An American researcher has claimed that ancient Britons based the design of Wiltshire’s Stonehenge on the way they perceived sounds. Steven Waller, an expert in the roles that sound might have played in ancient cultures (known as ‘archaeoacoustics’), said: “My theory is that the ancient Britons, when they were hearing two pipers in a field, were experiencing sound wave interference patterns, where in certain locations as you walked around the pair of pipers, you would hear loud or quiet zones.” Waller also stated that his ideas were supported by measurements he had made of the acoustic shadows actually cast by the Stonehenge megaliths.

Wooden sarcophagus unearthed at Egyptian necropolis

A wooden sarcophagus believed to hold the body of a person of rank has been unearthed by archaeologists at the necropolis of Qubbet el-Hawa in Aswan, Egypt. A team of archaeologists has been working at the site since 2008 and has also discovered 20 mummies and a tomb dating from around 1830 BC. Qubbet el-Hawa necropolis was used from 2250BC and provided a burial place for some of the country’s most important officials. 

Archaeologists discover Jordan’s earliest buildings

A team of archaeologists from the University of Cambridge believes it has found evidence of 20,000-year-old hut structures in the Jordanian deserts. The research, which has been published in the journal PLoS One states that the team has recovered hundreds of thousands of stone tools, animal bones and other finds from the site, which today appears as little more than a three metre-high mound in the desert landscape. So far, two huts have been excavated but it is believed that more could be hidden beneath the sands. Dr Tobias Richter from the University of Copenhagen and one of the project’s co-directors commented that the huts had been dug into the ground and are between two and three metres in length. Intentionally burnt piles of gazelle horn cores, clumps of red ochre pigment and a cache of hundreds of pierced marine shells were also discovered inside the huts.

Voyage ahead for oldest clipper

The world’s oldest surviving clipper ship, The Carrick, is one step closer to beginning its journey from Scotland to south Australia after parts for a 100-tonne steel cradle arrived in Irvine, North Ayrshire. The ship, which was built in 1864, was nearly broken up as it was rotting away with estimates for repairs in excess of £10 million. Some campaigners wanted the ship to return to Sunderland, where it was built, but lost out to the Australian bid. Once the ship reaches its final destination, it will become the centrepiece of a maritime heritage display in Port Adelaide.

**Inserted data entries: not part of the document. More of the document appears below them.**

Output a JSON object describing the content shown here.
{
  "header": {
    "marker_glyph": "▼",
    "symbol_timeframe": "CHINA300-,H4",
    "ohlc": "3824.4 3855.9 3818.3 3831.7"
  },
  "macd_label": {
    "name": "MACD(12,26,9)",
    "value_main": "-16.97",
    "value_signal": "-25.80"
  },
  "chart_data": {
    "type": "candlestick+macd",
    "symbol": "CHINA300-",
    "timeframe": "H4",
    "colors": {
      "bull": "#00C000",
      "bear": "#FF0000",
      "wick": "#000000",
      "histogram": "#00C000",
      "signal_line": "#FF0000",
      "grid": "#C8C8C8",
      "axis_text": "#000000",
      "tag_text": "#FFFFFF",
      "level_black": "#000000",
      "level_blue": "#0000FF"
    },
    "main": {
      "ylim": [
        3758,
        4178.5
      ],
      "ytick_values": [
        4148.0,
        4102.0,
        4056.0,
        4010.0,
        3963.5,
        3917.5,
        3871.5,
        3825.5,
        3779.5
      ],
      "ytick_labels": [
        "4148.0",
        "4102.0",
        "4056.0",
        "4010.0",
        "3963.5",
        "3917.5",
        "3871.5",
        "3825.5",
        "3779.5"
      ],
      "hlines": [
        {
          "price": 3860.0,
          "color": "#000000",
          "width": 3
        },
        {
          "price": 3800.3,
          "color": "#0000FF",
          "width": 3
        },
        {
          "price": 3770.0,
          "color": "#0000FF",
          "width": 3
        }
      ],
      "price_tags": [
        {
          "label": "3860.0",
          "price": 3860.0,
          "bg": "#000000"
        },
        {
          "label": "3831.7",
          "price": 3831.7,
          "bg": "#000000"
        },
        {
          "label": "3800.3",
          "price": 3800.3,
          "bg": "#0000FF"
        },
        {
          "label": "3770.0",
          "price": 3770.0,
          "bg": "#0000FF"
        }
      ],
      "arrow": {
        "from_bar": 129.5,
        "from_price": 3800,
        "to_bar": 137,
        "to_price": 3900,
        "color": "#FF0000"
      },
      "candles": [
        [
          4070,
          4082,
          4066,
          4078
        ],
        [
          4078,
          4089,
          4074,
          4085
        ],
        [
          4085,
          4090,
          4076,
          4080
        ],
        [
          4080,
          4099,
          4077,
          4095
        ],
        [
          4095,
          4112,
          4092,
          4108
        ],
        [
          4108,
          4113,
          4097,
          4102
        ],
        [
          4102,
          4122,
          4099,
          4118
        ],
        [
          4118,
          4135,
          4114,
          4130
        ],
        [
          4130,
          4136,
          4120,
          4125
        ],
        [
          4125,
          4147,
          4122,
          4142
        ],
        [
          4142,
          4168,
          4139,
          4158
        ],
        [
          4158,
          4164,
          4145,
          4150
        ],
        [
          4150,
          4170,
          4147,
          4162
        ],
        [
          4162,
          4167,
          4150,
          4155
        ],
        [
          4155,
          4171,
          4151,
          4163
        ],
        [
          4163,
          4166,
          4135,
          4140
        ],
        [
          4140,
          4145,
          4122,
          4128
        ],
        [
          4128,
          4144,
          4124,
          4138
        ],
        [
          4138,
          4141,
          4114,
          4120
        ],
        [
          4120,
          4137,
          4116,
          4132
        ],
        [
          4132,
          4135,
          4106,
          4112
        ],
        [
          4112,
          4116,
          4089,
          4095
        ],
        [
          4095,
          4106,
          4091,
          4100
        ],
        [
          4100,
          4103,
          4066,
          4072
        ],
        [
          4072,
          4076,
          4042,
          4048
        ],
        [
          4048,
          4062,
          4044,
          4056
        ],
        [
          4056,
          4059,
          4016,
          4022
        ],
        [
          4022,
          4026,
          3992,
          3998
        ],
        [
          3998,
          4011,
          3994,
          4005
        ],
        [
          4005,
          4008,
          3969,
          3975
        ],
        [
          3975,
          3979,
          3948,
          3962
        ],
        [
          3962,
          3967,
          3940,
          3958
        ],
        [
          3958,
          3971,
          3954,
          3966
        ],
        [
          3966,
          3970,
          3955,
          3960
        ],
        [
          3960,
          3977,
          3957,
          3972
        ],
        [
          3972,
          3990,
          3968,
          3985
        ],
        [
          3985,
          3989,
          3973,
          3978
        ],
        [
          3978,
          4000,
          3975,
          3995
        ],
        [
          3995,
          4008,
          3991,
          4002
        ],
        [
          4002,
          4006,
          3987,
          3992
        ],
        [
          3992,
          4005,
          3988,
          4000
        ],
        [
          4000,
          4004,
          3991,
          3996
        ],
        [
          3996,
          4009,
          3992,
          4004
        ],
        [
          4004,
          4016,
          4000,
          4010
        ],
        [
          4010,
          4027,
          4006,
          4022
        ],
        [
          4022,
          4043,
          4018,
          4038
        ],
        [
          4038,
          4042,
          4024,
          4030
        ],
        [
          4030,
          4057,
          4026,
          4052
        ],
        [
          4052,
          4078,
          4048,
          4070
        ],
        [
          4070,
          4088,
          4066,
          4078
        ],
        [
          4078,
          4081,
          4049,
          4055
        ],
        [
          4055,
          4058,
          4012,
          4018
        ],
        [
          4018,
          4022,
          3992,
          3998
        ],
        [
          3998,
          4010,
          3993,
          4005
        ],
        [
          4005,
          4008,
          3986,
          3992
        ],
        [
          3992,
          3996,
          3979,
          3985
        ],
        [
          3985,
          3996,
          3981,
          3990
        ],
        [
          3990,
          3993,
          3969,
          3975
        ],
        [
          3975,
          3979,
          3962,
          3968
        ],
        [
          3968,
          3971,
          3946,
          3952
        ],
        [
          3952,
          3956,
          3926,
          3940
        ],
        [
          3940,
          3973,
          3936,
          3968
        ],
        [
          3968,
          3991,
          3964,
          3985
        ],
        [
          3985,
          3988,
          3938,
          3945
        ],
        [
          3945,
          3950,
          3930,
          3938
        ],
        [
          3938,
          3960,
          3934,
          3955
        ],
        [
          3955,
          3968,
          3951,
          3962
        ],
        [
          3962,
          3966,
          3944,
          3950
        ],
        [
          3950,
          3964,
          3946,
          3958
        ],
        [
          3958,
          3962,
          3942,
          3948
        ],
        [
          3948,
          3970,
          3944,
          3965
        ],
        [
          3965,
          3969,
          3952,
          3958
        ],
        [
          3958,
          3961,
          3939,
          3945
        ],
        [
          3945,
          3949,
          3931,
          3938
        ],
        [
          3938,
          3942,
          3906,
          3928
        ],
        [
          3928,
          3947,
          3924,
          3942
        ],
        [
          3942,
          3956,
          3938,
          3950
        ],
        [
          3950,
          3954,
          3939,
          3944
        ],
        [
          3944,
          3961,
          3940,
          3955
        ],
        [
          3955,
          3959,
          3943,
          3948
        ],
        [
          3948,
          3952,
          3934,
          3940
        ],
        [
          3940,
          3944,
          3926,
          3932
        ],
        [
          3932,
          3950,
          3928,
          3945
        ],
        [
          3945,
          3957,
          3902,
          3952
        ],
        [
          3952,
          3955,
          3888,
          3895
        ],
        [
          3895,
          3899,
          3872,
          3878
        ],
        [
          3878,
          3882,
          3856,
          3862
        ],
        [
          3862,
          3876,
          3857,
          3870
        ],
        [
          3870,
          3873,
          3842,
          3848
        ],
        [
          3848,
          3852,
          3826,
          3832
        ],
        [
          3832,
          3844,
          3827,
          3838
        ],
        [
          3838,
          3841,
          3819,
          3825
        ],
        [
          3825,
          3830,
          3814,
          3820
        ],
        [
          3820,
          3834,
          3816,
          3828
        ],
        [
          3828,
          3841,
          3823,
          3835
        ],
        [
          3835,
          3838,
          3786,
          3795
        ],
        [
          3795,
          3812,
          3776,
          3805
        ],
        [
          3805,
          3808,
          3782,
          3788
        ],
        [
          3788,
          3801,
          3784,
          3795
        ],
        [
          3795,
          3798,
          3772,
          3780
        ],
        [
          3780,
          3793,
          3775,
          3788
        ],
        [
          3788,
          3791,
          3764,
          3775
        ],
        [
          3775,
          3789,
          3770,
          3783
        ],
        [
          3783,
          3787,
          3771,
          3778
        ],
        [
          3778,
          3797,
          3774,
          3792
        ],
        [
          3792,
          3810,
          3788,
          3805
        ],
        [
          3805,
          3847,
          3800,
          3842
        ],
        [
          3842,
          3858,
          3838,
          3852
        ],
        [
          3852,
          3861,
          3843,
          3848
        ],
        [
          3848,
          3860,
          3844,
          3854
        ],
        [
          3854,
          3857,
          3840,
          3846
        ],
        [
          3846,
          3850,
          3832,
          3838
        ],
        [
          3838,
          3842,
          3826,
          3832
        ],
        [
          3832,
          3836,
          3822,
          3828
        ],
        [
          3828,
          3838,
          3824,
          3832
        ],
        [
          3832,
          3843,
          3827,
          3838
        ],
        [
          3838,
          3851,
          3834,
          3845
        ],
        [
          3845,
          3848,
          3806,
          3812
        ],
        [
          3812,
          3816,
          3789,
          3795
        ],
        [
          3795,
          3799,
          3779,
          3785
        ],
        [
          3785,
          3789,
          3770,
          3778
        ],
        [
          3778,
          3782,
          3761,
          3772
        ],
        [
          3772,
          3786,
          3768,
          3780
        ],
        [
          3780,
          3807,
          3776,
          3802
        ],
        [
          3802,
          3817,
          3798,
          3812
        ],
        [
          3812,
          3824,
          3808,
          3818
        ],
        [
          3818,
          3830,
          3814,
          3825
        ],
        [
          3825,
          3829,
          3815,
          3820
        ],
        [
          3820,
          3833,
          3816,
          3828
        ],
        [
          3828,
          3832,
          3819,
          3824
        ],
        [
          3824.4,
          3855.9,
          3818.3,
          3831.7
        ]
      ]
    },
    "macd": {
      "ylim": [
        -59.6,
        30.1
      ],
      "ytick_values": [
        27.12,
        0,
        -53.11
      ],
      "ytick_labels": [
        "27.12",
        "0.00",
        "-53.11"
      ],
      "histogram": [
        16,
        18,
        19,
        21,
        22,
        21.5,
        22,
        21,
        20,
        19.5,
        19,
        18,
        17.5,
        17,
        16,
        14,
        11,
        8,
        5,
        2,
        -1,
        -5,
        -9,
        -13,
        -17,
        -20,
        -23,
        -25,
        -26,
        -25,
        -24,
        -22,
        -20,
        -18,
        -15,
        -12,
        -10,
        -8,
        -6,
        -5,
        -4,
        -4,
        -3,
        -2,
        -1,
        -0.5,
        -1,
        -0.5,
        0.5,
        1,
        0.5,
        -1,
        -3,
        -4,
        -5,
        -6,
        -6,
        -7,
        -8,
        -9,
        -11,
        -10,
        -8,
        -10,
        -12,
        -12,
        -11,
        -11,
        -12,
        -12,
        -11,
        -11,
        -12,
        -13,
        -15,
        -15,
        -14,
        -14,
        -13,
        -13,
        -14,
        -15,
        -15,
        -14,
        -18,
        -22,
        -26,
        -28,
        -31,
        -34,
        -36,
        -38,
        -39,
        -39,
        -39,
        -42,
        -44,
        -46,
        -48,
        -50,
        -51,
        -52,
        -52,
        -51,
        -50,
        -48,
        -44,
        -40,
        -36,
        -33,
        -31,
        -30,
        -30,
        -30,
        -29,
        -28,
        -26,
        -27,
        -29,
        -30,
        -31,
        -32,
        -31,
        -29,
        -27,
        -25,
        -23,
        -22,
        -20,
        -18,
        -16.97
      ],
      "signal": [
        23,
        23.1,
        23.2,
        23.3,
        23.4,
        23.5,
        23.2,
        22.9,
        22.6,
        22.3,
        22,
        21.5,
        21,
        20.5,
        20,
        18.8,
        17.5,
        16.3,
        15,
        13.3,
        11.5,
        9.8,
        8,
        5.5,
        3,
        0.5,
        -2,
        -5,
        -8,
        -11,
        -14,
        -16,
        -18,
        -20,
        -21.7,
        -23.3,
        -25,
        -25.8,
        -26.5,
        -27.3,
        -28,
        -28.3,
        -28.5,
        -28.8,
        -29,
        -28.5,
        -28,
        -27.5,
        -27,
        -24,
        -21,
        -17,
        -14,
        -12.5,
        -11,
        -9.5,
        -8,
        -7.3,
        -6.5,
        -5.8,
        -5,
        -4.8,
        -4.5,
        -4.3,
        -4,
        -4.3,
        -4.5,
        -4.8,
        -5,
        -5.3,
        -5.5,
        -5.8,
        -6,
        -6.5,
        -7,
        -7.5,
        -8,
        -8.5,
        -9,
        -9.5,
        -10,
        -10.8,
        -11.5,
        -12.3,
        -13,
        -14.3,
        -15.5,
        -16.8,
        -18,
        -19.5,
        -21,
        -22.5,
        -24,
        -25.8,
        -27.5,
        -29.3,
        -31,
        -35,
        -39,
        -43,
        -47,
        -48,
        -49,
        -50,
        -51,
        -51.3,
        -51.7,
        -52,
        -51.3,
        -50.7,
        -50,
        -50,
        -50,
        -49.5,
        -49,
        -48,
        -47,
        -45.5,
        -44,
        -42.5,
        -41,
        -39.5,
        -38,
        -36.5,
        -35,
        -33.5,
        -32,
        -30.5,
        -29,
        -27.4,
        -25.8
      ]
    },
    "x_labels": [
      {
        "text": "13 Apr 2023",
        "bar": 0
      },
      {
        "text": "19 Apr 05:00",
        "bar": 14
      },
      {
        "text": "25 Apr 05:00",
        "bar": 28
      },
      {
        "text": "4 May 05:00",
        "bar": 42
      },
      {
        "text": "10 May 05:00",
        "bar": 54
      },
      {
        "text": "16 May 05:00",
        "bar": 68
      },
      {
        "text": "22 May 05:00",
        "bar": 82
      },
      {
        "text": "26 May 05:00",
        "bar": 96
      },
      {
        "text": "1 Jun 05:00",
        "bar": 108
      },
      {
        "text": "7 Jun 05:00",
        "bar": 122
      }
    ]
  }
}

‘Emily Bronte’ portrait sells for £4,600

A 33 by 24cm oil painting of what is thought to be 19th-century author Emily Bronte has sold for £4,600 at auction in Towcester. The painting, which is annotated ‘Emily Jane Bronte’, was estimated to fetch between £5,000 and £8,000.

And finally…

What is thought by some to be the world’s oldest pancake race was held in Olney, Buckinghamshire, on 21 February. The event dates back to 1445 and is believed to have begun with a townswoman arriving late for the Shriving service at the parish church.